Con todo, ahí estaba el interruptor, sobreviviendo a sus fabricantes, cumpliendo algún objetivo indeterminado. Nuestro sujeto no sabía si este interruptor encendía alguna luz, la apagaba o la dejaba en intermitencia. Lo único que tenía claro es que el interruptor tenía que ser pulsado a las diez de la mañana de aquel domingo perpetuo en el que vivía. No era algo exacto, claro que no, ¿qué lo es en estos tiempos que corren?, aunque más bien no corren, ¿no?, más bien se arrastran como buenamente pueden, con el culo pegado al suelo y una sonrisa estúpida.

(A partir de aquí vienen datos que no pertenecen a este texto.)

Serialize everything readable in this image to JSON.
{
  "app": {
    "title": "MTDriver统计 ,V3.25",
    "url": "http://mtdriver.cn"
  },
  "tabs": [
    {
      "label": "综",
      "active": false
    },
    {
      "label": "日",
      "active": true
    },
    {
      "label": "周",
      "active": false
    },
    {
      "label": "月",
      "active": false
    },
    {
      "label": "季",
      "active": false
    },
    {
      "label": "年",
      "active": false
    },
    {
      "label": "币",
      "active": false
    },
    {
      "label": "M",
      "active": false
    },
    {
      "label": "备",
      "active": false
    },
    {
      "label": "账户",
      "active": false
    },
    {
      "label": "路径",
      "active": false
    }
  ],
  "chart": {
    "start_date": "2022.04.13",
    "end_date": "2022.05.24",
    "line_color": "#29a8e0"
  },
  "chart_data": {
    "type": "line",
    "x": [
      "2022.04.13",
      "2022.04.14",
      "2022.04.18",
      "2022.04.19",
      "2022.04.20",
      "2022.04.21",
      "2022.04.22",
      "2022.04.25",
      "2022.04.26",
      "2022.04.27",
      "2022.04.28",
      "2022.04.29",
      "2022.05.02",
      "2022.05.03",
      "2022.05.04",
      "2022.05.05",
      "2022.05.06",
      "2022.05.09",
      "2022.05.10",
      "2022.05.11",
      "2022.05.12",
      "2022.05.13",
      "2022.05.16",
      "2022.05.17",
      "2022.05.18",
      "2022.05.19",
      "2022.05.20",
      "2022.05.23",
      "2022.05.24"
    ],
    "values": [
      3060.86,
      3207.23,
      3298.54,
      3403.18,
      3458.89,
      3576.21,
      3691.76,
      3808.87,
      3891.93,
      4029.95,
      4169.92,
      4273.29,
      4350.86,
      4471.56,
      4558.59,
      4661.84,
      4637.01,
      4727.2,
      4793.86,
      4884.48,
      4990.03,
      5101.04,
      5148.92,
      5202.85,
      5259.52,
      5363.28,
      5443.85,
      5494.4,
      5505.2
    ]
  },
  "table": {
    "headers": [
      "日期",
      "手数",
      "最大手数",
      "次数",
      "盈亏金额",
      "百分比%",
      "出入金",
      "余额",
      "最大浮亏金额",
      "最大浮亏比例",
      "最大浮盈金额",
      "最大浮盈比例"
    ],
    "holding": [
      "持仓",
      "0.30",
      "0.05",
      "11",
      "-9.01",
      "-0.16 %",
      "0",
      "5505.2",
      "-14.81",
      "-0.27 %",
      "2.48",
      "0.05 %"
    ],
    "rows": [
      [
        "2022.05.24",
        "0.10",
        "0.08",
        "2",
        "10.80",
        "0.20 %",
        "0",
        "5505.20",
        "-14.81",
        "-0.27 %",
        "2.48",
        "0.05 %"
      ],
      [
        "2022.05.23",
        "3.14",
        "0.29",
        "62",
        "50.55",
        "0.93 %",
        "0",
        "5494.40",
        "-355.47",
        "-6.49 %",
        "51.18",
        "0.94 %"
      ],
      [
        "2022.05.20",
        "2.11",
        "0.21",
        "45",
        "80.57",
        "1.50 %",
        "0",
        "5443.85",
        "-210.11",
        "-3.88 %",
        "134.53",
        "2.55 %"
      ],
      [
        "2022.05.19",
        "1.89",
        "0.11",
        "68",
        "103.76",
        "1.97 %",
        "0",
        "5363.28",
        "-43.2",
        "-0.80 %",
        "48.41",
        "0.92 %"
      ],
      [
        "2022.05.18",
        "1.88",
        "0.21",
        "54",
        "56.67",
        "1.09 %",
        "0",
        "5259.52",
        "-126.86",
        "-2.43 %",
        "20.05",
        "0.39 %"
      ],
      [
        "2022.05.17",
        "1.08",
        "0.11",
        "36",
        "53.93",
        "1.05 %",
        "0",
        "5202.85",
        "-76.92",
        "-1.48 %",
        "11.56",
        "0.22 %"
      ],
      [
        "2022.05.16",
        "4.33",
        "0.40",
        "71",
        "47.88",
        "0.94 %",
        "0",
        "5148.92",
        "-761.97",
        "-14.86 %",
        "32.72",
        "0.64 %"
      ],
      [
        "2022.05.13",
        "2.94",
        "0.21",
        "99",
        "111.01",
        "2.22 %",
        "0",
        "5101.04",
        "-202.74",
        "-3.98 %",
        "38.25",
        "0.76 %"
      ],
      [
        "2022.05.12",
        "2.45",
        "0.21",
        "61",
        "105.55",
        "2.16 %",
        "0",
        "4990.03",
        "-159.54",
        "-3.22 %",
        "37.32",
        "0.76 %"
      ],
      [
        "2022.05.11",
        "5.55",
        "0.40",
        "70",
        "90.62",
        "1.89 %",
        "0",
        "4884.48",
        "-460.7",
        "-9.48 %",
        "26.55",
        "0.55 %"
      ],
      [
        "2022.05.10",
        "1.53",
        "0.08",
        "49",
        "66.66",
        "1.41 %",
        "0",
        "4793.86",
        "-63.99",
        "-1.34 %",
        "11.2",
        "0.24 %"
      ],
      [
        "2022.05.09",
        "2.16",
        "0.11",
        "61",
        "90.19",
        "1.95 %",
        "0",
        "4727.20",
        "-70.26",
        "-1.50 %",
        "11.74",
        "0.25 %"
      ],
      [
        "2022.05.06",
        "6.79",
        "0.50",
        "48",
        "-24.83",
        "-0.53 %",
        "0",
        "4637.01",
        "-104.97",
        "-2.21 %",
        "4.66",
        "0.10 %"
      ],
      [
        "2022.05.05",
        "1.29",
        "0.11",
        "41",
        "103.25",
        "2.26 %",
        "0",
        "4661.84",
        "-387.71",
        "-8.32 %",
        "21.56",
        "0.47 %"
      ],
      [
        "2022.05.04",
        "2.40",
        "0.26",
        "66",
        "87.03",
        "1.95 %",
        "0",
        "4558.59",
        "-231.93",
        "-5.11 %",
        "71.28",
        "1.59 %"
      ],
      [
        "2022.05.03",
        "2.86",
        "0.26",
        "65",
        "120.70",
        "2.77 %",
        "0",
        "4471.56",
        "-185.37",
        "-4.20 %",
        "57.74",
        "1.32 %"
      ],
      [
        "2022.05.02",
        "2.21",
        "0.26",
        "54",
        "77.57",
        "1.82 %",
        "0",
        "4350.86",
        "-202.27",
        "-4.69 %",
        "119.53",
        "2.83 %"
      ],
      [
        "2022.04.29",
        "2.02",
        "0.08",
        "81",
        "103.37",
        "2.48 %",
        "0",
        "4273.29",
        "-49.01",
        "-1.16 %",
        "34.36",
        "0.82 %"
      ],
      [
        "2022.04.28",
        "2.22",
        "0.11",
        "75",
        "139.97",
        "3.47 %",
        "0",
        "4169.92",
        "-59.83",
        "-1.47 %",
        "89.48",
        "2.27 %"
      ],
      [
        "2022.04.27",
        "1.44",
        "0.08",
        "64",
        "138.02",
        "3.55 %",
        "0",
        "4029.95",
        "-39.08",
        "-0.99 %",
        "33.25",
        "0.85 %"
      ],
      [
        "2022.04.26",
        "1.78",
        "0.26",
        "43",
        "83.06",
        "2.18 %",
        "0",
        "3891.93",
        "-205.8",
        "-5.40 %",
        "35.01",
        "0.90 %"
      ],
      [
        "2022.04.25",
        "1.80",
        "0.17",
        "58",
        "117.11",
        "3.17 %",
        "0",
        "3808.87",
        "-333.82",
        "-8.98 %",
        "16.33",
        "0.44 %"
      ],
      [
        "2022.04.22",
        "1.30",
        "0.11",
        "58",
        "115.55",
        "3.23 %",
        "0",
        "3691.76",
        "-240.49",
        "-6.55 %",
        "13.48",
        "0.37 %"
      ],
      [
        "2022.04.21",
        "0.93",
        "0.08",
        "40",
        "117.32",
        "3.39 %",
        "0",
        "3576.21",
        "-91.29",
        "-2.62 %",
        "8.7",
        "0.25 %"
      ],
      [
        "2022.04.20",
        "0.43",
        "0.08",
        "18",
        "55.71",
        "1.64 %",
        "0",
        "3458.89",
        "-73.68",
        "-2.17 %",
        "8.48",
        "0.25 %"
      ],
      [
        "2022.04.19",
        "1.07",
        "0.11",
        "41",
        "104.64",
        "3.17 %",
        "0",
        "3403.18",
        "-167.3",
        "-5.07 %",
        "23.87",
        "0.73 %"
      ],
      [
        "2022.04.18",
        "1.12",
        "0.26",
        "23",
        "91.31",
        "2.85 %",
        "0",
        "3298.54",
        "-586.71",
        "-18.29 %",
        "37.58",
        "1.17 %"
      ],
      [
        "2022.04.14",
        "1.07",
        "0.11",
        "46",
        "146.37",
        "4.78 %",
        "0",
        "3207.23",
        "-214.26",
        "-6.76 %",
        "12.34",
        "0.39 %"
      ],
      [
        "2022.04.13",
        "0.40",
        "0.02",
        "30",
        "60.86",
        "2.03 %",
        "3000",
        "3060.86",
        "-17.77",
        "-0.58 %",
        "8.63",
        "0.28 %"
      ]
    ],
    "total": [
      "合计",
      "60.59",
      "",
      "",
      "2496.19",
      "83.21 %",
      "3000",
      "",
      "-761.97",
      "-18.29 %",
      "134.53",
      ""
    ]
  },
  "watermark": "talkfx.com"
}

El interruptor sabía que debía ser pulsado, y él mismo se habría pulsado de haber podido, pero no, las reglas eran las reglas y un interruptor conoce su lugar en el mundo, aunque a veces no esté donde debe estar, como por ejemplo esas veces que entras a un baño buscando el interruptor de la luz y resulta que no sólo está fuera de la habitación, sino que además tiene uno que salir de la casa y bajar al portero y preguntarle perdone, ¿la luz del baño?, y el portero responde al fondo del pasillo a mano derecha, pero ahí no hay nada, y te mueres. Pues nuestro interruptor conocía su lugar en el mundo, y estaba justo donde debía: entrando a la habitación, pegado al marco de la puerta. Qué placer entrar en una habitación, tentar la pared y encontrar el interruptor justo donde debe estar. No más acá ni más allá, no, ahí donde yo pongo la mano, lo toco, lo manoseo, lo presiono, se enciende la luz, se apaga la oscuridad y el mundo florece un instante porque enseguida me tengo que ir otra vez porque ahí no está lo que estaba buscando. Y ¿qué estaba buscando? Ah, sí, me lo dejé en la concina, y, clic, interruptor aturdido, luz desvanecida, oscuridad on y paseo hasta la cocina, que en este caso no necesita luz a esta hora porque tiene una buena ventana con vistas a la casa de los vecinos horterísimos, que dios los llame pronto a su gloria.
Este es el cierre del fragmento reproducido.